In HIV infected patients with low CD4+ counts <200/cmm, on HAART, if skin lesions with numbness appearing within first six months of initiation of the treatment, a differential diagnosis of leprosy in the form of immune reconstitution inflammatory syndrome should be made with priority in high endemic areas. A wide variety of atypical clinical presentations and serious reactions should be anticipated. More systematic studies are required to understand the immune and inflammatory mechanisms associated with the condition.

 

CONSENT

The examination of the patient was conducted according to the Declaration of Helsinki principles.

REFERENCES

1. Bosaniya SS. The immune reconstitution inflammatory syndrome. Indian J Dermatol. 2011;56:476-79.

2. Shelburne SA, Montes M, Hamill RJ. Immune reconstitution inflammatory syndrome:More answers, more questions. J Antimicrob Chemother. 2006;57:167-70.

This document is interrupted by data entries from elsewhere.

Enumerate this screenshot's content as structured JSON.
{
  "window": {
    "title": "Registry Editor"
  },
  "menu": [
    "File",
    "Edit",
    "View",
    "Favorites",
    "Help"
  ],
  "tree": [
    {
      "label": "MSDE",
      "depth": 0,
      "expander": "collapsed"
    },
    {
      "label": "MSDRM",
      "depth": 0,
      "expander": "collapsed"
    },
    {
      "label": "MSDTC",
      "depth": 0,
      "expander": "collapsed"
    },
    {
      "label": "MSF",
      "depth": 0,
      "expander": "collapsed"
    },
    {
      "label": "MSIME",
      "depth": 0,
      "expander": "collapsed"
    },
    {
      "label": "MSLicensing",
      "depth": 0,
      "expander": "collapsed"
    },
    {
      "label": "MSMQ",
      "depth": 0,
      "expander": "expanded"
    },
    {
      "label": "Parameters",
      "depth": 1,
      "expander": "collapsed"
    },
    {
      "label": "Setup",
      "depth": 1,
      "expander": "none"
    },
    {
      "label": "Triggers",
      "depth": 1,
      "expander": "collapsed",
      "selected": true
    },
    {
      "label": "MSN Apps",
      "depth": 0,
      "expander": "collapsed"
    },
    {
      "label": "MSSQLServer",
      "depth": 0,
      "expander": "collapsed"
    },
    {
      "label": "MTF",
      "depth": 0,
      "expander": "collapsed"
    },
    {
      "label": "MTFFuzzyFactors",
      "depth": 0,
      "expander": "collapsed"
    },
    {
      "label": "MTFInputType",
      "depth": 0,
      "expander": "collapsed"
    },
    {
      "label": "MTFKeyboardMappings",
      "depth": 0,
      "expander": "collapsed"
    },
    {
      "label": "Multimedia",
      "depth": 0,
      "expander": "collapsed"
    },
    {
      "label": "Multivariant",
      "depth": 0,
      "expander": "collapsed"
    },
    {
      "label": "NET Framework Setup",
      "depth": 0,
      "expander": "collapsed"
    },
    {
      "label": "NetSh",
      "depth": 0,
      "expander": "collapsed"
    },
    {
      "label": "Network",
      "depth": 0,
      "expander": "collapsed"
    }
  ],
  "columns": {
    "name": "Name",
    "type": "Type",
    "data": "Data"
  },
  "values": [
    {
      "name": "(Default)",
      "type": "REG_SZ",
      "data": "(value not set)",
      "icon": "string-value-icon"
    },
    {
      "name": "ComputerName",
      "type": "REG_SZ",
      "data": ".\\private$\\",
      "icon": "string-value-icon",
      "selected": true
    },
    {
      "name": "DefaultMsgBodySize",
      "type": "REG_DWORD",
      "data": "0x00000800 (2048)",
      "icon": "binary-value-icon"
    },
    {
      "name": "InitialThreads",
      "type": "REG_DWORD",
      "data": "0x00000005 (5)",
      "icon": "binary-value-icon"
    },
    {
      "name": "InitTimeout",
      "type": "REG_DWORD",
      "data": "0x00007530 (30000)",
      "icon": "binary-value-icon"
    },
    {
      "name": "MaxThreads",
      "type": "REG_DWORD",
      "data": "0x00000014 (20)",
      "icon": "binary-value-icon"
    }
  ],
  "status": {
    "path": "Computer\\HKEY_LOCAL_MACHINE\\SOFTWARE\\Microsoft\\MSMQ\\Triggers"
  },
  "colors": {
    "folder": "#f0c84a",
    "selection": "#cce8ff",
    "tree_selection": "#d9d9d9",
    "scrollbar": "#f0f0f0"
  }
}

3. Lawn SD, Wood C, Lockwood DN. Borderline tuberculoid leprosy:An immune reconstitution phenomenon in a human immunodeficiency virus infected person. Clin Infect Dis. 2003;36:e5-6.

4. Hussain T, Kulshreshta KK, Ghei SK, Natarajan M, Katoch K, Sengupta U. HIV seroprevalance in leprosy patients. Int J Lepr Other Mycobact Dis. 2000;68:67-9.

5. Sarno EN, Illarramendi X, Nery JC, Galhardo MG, Penna MF, Sampaio EP, et al. HIV-M.Leprae interaction:can HAART modify the course of Leprosy. Public Health Reports. 2008;123:206-12.

6. Deps P, Lockwood DN. Leprosy presenting as Immune Reconstitution Inflammatory Syndrome- proposed definitions and classifications. Lepr Rev. 2010;81:59-68.

7. Sanghi S, Grewal RS, Vasudevan B, Lodha N. Immune reconstitution inflammatory syndrome in leprosy. Indian J Lepr. 2011;83:61-70.

8. Hirsch HH, Kaufmann G, Sendi P, Battegay M. Immune reconstitution in HIV infected patients. Clin Infect Dis. 2004;38:1159-66.

Notes

Source of Support: Nil

Conflict of Interest: None declared.